Alte Männer sitzen als vermeintliche Werwölfe im Park, Nixen verlassen das Meer, um sich Stöckelschuhe zu kaufen, ein Tätowierter trägt seine Lieblingsgestalten auf der Haut. Ob monströs-archaische Mischwesen oder Figuren des 21. Jahrhunderts: Kein Körper ist sich seiner Form mehr sicher. Ist es Pech oder Strafe, in ein Tier verwandelt zu werden, wie es die Götter der Griechen den Menschen weismachen wollten? Silke Scheuermann schreibt Phantastisches, Surreales, aber auch Gedichte über die Verwandlung durch Krankheit und Schmerz. Zuletzt zeigen ihre Liebesgedichte, wie der oder die Liebste sich in ein wundervolles Phänomen verwandelt - oder auch nicht. Alles scheint genauso einfach, leicht, selbstverständlich, als würde es über Nacht Winter.
Rezensionsnotiz zu
Neue Zürcher Zeitung, 13.11.2007
Hingerissen zeigt sich Rezensentin Angelika Overath von diesen Gedichten Silke Scheuermanns, die sie als "heftige und zarte Lyrikerin" würdigt.

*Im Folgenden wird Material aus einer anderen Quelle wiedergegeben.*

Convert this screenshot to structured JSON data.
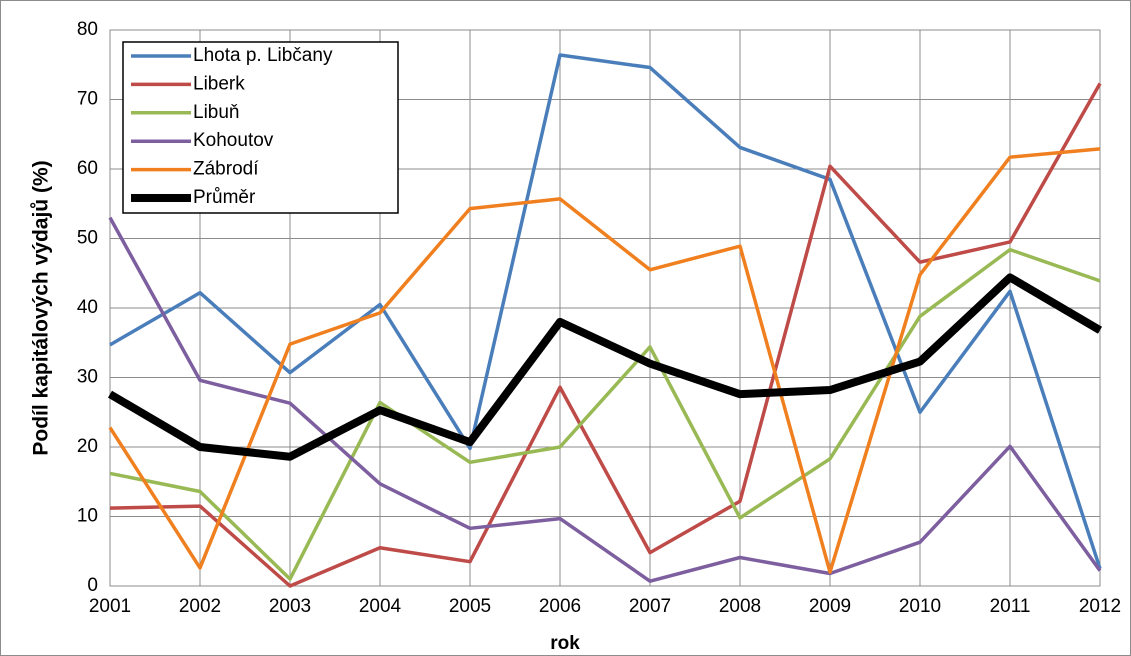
{
  "chart_data": {
    "type": "line",
    "x_label": "rok",
    "y_label": "Podíl kapitálových výdajů (%)",
    "x": [
      2001,
      2002,
      2003,
      2004,
      2005,
      2006,
      2007,
      2008,
      2009,
      2010,
      2011,
      2012
    ],
    "xlim": [
      2001,
      2012
    ],
    "xticks": [
      2001,
      2002,
      2003,
      2004,
      2005,
      2006,
      2007,
      2008,
      2009,
      2010,
      2011,
      2012
    ],
    "ylim": [
      0,
      80
    ],
    "yticks": [
      0,
      10,
      20,
      30,
      40,
      50,
      60,
      70,
      80
    ],
    "grid": true,
    "legend": "upper left",
    "series": [
      {
        "name": "Lhota p. Libčany",
        "color": "#4a7ebb",
        "values": [
          34.7,
          42.2,
          30.7,
          40.5,
          19.8,
          76.4,
          74.6,
          63.1,
          58.5,
          25.0,
          42.4,
          2.5
        ]
      },
      {
        "name": "Liberk",
        "color": "#be4b48",
        "values": [
          11.2,
          11.5,
          0,
          5.5,
          3.5,
          28.6,
          4.8,
          12.2,
          60.4,
          46.6,
          49.5,
          72.3
        ]
      },
      {
        "name": "Libuň",
        "color": "#98b954",
        "values": [
          16.2,
          13.6,
          1.0,
          26.4,
          17.8,
          20.0,
          34.4,
          9.8,
          18.3,
          38.8,
          48.4,
          43.9
        ]
      },
      {
        "name": "Kohoutov",
        "color": "#7d5fa0",
        "values": [
          53.0,
          29.6,
          26.3,
          14.7,
          8.3,
          9.7,
          0.7,
          4.1,
          1.8,
          6.3,
          20.1,
          2.2
        ]
      },
      {
        "name": "Zábrodí",
        "color": "#f0801f",
        "values": [
          22.8,
          2.6,
          34.8,
          39.3,
          54.3,
          55.7,
          45.5,
          48.9,
          2.0,
          44.8,
          61.7,
          62.9
        ]
      },
      {
        "name": "Průměr",
        "color": "#000000",
        "values": [
          27.6,
          20.0,
          18.6,
          25.3,
          20.7,
          38.0,
          32.0,
          27.6,
          28.2,
          32.3,
          44.4,
          36.8
        ]
      }
    ]
  }
}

Ihre Gedichte in "Über Nacht ist es Winter" haben für Overath etwas fließendes, sowohl thematisch - es geht um Verwandlungen - als auch formal. So kommen die Texte in ihren Augen ohne strenge Formgebung, feste Strukturen und gedanklich-essayistische Stützen aus. Stattdessen konstatiert sie eine "kalkulierte Unsicherheit", die sich auf das "Fluktuieren der Bilder" überträgt. Über ihre Beschreibung der Gedichte gerät die Rezensentin regelrecht ins poetische Schwärmen: "Und ein Ich hebt immer wieder an zu singen, mit einer Unbeschwertheit, als gehöre das gerade gefundene Wort schon wieder einem anderen Mund."
Rezensionsnotiz zu
Frankfurter Allgemeine Zeitung, 15.10.2007
Richtig begeistern kann sich Wulf Segebrecht für die Gedichte des jüngsten Lyrikbandes von Silke Scheuermann nicht, obwohl er keinen Zweifel an seinem Vertrauen in ihr Talent aufkommen lässt. Die Gedichte der auch als Prosaautorin hervorgetretenen Scheuermann, die sich vornehmlich um das Motiv der Verwandlung drehen, beziehen ihren Effekt viel stärker aus ihren epischen als aus ihren lyrischen Qualitäten und zeigen durch ihre Länge, den Mangel an Reim und ausgefeilter Metrik eher eine Affinität zur Prosa, meint der Rezensent. Es gibt Verse, die lassen Segebrecht wegen ihrer verrutschten Grammatik auch schon mal laut nach dem Lektor rufen und zudem sind den Versen die Bedingungen ihrer Entstehung derart deutlich abzulesen, dass von der "Selbstverständlichkeit", die die Lyrikerin dem Gedicht eigentlich zuschreibt, nicht viel zu sehen ist, so der Rezensent. Trotzdem betont Segebrecht, dass der Band "manches" geglückte Gedicht aufweist.